We acknowledge that estimating the exact amount of unit nonresponse bias requires more complex techniques. See Munro (2018) for an adaptation of one such technique using Chinese survey data.

12.

See Baraldi and Enders (2010). We acknowledge that nonsubstantive responses can be another source of bias (Ratigan and Rabin 2020), but we believe that multiple imputation is one of the best available techniques for overcoming this bias, as it imputes the most likely substantive response based on the available information.

13.

In reporting percentages, we include “Don't know” and “No reply” responses where their combined total is more than 10% of respondents, or where we are making a comparison with a variable having 10% or more “Don't know” or “No reply” responses. Where “Don't know” and “No reply” responses are less than 10%, we exclude them. Percentage decimals of 0.5 or more are rounded up to the nearest whole percentage point.

14.

Public health insurance comprises UEBMI, URBMI, NCMS, government employee insurance, employer reimbursement, and special insurance for the military, retired cadres, and widows of veterans.

15.

Regressing the measure for having public insurance on the other nonattitudinal measures produces a model with two significant positive associations—age (est. 0.015, p<0.003) and agricultural hukou (est. 0.086, p<0.001)—and two significant negatives ones: nonlocal hukou (est. −.12, p<0.001) and item nonresponse rate (est. −.004, p<0.001). This implies that those without public insurance tend to be younger, have nonagricultural and nonlocal hukou, and are less willing to answer questions (see appendix 5).

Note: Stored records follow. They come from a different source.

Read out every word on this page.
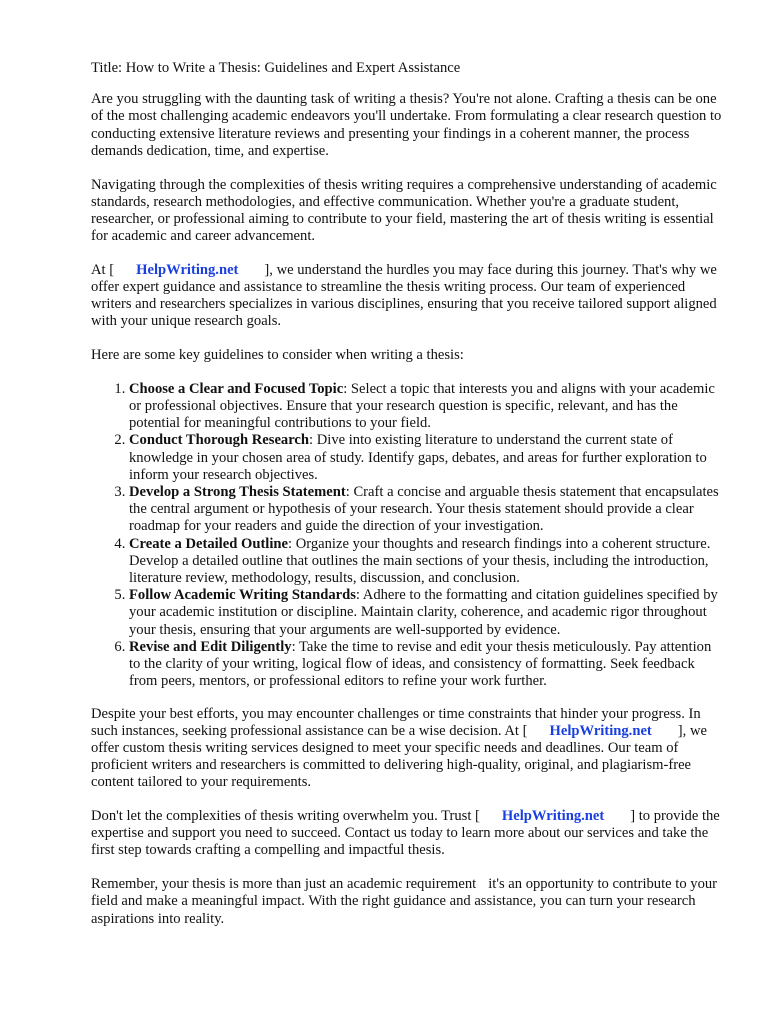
Title: How to Write a Thesis: Guidelines and Expert Assistance

Are you struggling with the daunting task of writing a thesis? You're not alone. Crafting a thesis can be one of the most challenging academic endeavors you'll undertake. From formulating a clear research question to conducting extensive literature reviews and presenting your findings in a coherent manner, the process demands dedication, time, and expertise.

Navigating through the complexities of thesis writing requires a comprehensive understanding of academic standards, research methodologies, and effective communication. Whether you're a graduate student, researcher, or professional aiming to contribute to your field, mastering the art of thesis writing is essential for academic and career advancement.

At [ HelpWriting.net ], we understand the hurdles you may face during this journey. That's why we offer expert guidance and assistance to streamline the thesis writing process. Our team of experienced writers and researchers specializes in various disciplines, ensuring that you receive tailored support aligned with your unique research goals.

Here are some key guidelines to consider when writing a thesis:

1. Choose a Clear and Focused Topic: Select a topic that interests you and aligns with your academic or professional objectives. Ensure that your research question is specific, relevant, and has the potential for meaningful contributions to your field.
2. Conduct Thorough Research: Dive into existing literature to understand the current state of knowledge in your chosen area of study. Identify gaps, debates, and areas for further exploration to inform your research objectives.
3. Develop a Strong Thesis Statement: Craft a concise and arguable thesis statement that encapsulates the central argument or hypothesis of your research. Your thesis statement should provide a clear roadmap for your readers and guide the direction of your investigation.
4. Create a Detailed Outline: Organize your thoughts and research findings into a coherent structure. Develop a detailed outline that outlines the main sections of your thesis, including the introduction, literature review, methodology, results, discussion, and conclusion.
5. Follow Academic Writing Standards: Adhere to the formatting and citation guidelines specified by your academic institution or discipline. Maintain clarity, coherence, and academic rigor throughout your thesis, ensuring that your arguments are well-supported by evidence.
6. Revise and Edit Diligently: Take the time to revise and edit your thesis meticulously. Pay attention to the clarity of your writing, logical flow of ideas, and consistency of formatting. Seek feedback from peers, mentors, or professional editors to refine your work further.

Despite your best efforts, you may encounter challenges or time constraints that hinder your progress. In such instances, seeking professional assistance can be a wise decision. At [ HelpWriting.net ], we offer custom thesis writing services designed to meet your specific needs and deadlines. Our team of proficient writers and researchers is committed to delivering high-quality, original, and plagiarism-free content tailored to your requirements.

Don't let the complexities of thesis writing overwhelm you. Trust [ HelpWriting.net ] to provide the expertise and support you need to succeed. Contact us today to learn more about our services and take the first step towards crafting a compelling and impactful thesis.

Remember, your thesis is more than just an academic requirement it's an opportunity to contribute to your field and make a meaningful impact. With the right guidance and assistance, you can turn your research aspirations into reality.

Note that rural migrants to China's cities are not part of this excluded group because they tend to be signed up for NCMS in their home villages.

16.

Central government only finances some contributions in poorer parts of the country.

17.

We tested the average health care system satisfaction for each county or district as a second-level variable and found it to be insignificant across all three dependent variables. This does not mean, however, that individual opinions about differences in health care between counties and cities are unimportant; it merely means that average health care system satisfaction level of a county or city does not help explain variation in regime support or trust.